James Milner turned 35 earlier this month. He cannot be expected to fill holes forever, while it would be a surprise if Xherdan Shaqiri or Divock Origi were here in a year’s time. Both would have been sold last summer, had the coronavirus crisis not intervened.

There will, for sure, be new additions but there is also more to come from those recruited recently. It is way too soon to judge Kostas Tsimikas, Thiago Alcantara is a world-class player who will get better with games, and Diogo Jota should be a big part of the team, never mind the squad, in the coming years.

Jota's absence, indeed, has been felt as keenly as Van Dijk’s or Gomez’s of late, though legitimate questions can be asked of Klopp as to why he chose to risk the Portugal international in that dead-rubber Champions League game out in Denmark.

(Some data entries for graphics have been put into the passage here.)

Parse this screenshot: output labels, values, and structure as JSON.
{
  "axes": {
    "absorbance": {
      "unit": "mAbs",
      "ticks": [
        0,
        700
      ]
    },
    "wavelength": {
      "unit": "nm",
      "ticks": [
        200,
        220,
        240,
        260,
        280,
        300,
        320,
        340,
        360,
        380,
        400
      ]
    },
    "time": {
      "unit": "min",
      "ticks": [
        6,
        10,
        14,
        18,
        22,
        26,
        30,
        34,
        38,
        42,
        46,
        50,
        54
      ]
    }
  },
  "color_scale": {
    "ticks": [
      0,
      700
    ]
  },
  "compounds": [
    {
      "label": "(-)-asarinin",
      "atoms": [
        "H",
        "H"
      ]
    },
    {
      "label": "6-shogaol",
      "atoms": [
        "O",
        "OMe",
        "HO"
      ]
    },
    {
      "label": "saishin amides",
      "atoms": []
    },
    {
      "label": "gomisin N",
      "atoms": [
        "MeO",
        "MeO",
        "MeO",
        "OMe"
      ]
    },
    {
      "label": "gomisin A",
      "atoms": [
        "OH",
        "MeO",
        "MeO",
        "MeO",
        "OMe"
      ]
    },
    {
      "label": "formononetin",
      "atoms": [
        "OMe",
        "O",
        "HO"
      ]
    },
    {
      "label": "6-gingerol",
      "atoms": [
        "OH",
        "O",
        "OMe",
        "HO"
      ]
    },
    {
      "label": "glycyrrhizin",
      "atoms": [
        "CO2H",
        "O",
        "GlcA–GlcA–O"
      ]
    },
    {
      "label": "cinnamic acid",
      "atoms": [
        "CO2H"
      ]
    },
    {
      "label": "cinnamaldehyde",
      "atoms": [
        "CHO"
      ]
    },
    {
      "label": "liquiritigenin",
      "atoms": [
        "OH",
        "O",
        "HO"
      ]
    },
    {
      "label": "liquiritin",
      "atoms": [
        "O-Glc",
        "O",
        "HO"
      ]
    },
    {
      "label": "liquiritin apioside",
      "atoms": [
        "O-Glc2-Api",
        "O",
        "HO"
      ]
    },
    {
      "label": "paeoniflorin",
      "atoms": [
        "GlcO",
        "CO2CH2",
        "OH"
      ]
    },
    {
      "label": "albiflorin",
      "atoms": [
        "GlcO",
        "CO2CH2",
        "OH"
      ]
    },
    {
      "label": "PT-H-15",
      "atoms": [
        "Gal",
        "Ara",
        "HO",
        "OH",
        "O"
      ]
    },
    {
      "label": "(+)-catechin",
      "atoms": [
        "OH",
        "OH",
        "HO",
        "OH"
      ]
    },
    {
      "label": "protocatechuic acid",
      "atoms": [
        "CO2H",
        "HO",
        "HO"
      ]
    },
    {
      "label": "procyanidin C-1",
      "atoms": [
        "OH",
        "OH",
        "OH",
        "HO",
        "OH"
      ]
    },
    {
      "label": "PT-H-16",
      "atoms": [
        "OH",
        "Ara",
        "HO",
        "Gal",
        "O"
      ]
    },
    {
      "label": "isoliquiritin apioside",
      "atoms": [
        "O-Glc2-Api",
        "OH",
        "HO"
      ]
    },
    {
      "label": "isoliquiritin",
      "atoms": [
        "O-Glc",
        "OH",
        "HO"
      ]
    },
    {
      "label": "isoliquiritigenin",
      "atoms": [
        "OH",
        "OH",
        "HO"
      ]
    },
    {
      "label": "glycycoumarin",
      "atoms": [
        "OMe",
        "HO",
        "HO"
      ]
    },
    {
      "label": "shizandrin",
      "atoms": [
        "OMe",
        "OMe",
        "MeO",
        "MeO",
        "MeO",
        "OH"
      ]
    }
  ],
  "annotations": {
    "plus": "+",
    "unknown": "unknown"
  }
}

That, clearly, was a mistake, and Liverpool have generally not dealt in mistakes. They have operated with clarity, with precision, with unwavering composure and conviction, both on and off the field.

They won’t panic now, and nor should they. ‘Never too high, never too low’ is a phrase that has been used regularly within the club. You take the rough with the smooth, and you trust what you’re doing, day in and day out. 

They are being challenged now, questioned from outside for the first time in years. But there will be no finger-pointing or politicking, no wild calls or emotional decisions. Just hard work, introspection and trust.

Trust in the owners, trust in the manager, trust in the club.

It's an approach that's worked pretty well for them so far, in fairness.